‘The President And The Madman,’ Monday At Meeting House

James A Garfield is not a name that springs to mind when we most Americans think about the country’s Presidents. While Garfield had a long and successful career as a Congressman, and also as a Civil War general, his short term in office doesn’t resonate like Kennedy's Camelot does.

On Monday, March 10, at 7:30 pm, Newtown Historical Society will examine Garfield’s career in “The President and The Madman.” Gordon Williams will present the program at Newtown Meeting House, 31 Main Street.

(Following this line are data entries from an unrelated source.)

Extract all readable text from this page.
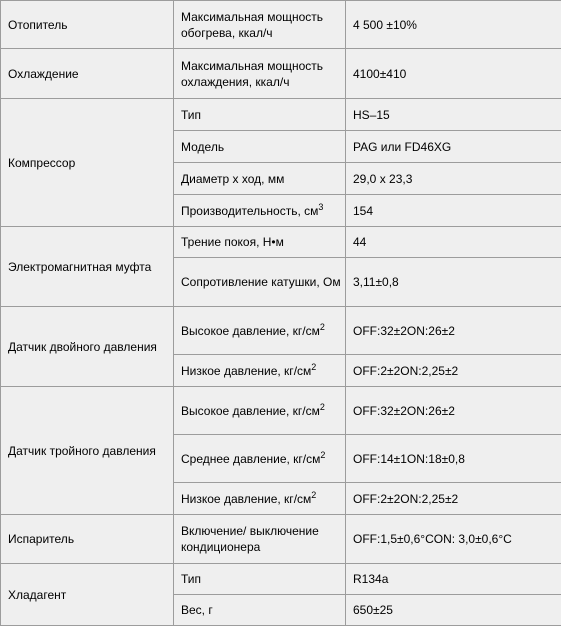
Отопитель	Максимальная мощность обогрева, ккал/ч	4 500 ±10%
Охлаждение	Максимальная мощность охлаждения, ккал/ч	4100±410
Компрессор	Тип	HS–15
	Модель	PAG или FD46XG
	Диаметр х ход, мм	29,0 х 23,3
	Производительность, $см^3$	154
Электромагнитная муфта	Трение покоя, Н•м	44
	Сопротивление катушки, Ом	3,11±0,8
Датчик двойного давления	Высокое давление, $кг/см^2$	OFF:32±2ON:26±2
	Низкое давление, $кг/см^2$	OFF:2±2ON:2,25±2
Датчик тройного давления	Высокое давление, $кг/см^2$	OFF:32±2ON:26±2
	Среднее давление, $кг/см^2$	OFF:14±1ON:18±0,8
	Низкое давление, $кг/см^2$	OFF:2±2ON:2,25±2
Испаритель	Включение/ выключение кондиционера	OFF:1,5±0,6°CON: 3,0±0,6°C
Хладагент	Тип	R134a
	Вес, г	650±25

James Garfield actually fulfilled the presidential stereotype by being born in a log cabin in Ohio in 1831. His father died when he was 18 months old, leaving the family in relative poverty. Using the rudimentary education at local schools, Garfield was able to work his way through several years in college, finally graduating from Williams in 1856.

He was an active minister of the Disciple of Christ church, and reportedly an effective preacher. Always a religious man, he is reported to have said when he resigned his ministry after election as President, “I resign the highest office in the land to become President.”

 He received a commission as Lieutenant Colonel shortly after the Civil War began, and even with little military training he was successful enough to be brevetted Brigadier General, and was appointed as Chief of Staff to General Rosencrans. He remained loyal to Rosencrans even after he fell into disfavor.

First elected to Congress in 1862 while still in the military, Garfield resigned his commission to take his seat full time in 1863. He went on to serve nine terms in Congress. When the Republican convention stalemated in 1880, he became the compromise candidate for President.

Meanwhile, Charles Guiteau was both a disappointed office seeker and a man who believed he was directed by God. His vision of God’s direction was to kill the President.

Guiteau began to stalk Garfield, and on July 2, 1881, less than four months after Garfield’s inauguration, Guiteau put two bullets in Garfield's back.

Although the shots were not fatal — Garfield lived for 80 days, and many historians believe Garfield died from his medical care rather than the actual shooting — he was unable to govern. He served the second shortest term in this country’s history.

Gordon Williams is a retired history teacher, and a former Teacher of the Year in Trumbull. He is also a past president of Newtown Historical Society. He has spoken many times before local groups, including an annual talk for the Society.

Newtown Historical Society programs are free and open to the public.